Iraqi military colonel (1898–1942)

Colonel Fahmi Said (فهمي سعيد; 1898 – 5 May 1942) was one of the Four Colonels of the Golden Square, a pro-Nazi cabal that briefly overthrew the Hashemite monarchy in Iraq in 1941. When the British intervened and the coup was suppressed, Said was sentenced to death. He and his collaborators were hanged.

He was born to an Arab father from the Anbak tribe and a mother of Turkish origin in Sulaymaniyah. He was a lieutenant in the Ottoman Army before briefly serving in the Syrian Arab Army, then joining the Royal Iraqi Army of the newly independent Kingdom of Iraq.

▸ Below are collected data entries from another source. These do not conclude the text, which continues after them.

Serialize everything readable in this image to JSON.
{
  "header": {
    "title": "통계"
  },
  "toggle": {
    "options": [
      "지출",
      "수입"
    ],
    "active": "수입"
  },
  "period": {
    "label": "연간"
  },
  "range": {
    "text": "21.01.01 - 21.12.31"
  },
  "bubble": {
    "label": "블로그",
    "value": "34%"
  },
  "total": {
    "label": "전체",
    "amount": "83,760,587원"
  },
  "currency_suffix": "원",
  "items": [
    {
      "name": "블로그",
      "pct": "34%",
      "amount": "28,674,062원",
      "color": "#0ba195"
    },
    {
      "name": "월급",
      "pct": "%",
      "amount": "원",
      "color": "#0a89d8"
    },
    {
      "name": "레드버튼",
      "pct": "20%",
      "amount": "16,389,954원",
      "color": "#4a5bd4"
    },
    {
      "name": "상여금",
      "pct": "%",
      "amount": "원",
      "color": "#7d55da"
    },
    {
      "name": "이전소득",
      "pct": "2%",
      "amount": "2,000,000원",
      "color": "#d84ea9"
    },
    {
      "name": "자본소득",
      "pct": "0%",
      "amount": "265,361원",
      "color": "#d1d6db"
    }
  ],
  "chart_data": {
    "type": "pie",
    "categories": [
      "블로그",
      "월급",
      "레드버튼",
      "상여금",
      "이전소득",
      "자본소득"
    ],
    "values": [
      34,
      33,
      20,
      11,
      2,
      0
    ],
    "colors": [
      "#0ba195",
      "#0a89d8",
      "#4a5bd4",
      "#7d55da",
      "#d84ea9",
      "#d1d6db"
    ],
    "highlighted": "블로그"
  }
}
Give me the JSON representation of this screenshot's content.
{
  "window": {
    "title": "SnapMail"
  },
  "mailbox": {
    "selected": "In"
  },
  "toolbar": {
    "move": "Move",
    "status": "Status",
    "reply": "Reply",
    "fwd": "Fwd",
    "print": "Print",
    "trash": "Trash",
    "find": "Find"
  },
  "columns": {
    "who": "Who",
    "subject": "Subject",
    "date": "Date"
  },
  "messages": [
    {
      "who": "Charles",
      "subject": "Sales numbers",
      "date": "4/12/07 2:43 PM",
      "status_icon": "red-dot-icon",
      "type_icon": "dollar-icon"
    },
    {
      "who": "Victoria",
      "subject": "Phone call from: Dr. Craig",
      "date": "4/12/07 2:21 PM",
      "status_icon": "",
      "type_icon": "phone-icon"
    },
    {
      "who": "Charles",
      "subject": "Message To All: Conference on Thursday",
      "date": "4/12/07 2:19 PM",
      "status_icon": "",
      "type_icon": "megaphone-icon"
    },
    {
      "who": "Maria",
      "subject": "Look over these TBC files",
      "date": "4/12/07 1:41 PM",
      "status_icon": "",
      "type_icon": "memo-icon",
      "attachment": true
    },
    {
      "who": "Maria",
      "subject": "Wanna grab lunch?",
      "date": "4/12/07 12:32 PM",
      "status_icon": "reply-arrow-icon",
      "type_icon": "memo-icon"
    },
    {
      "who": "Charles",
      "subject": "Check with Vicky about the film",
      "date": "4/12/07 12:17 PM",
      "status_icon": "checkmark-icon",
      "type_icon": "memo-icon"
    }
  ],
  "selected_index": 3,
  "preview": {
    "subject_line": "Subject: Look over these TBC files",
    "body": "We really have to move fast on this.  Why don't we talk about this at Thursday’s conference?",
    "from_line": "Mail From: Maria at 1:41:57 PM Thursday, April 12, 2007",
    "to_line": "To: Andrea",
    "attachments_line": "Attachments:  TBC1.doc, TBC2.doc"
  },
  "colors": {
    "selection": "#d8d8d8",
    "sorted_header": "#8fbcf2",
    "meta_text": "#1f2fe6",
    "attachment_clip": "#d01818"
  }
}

The members of the Golden Square were Colonel Salah al-Din al-Sabbagh, Colonel Kamil Shabib, Colonel Said, and Colonel Mahmud Salman. During the Anglo-Iraqi War, the four members of the Golden Square commanded units located in the Baghdad area. Salah ad-Din al-Sabbagh was commander of the Iraqi 3rd Infantry Division. Kamal Shabib commanded the 1st Infantry Division. Fahmi Said commanded the Independent Mechanized Brigade. Mahmud Salman, the one non-Army officer, was the Chief of the Air Force.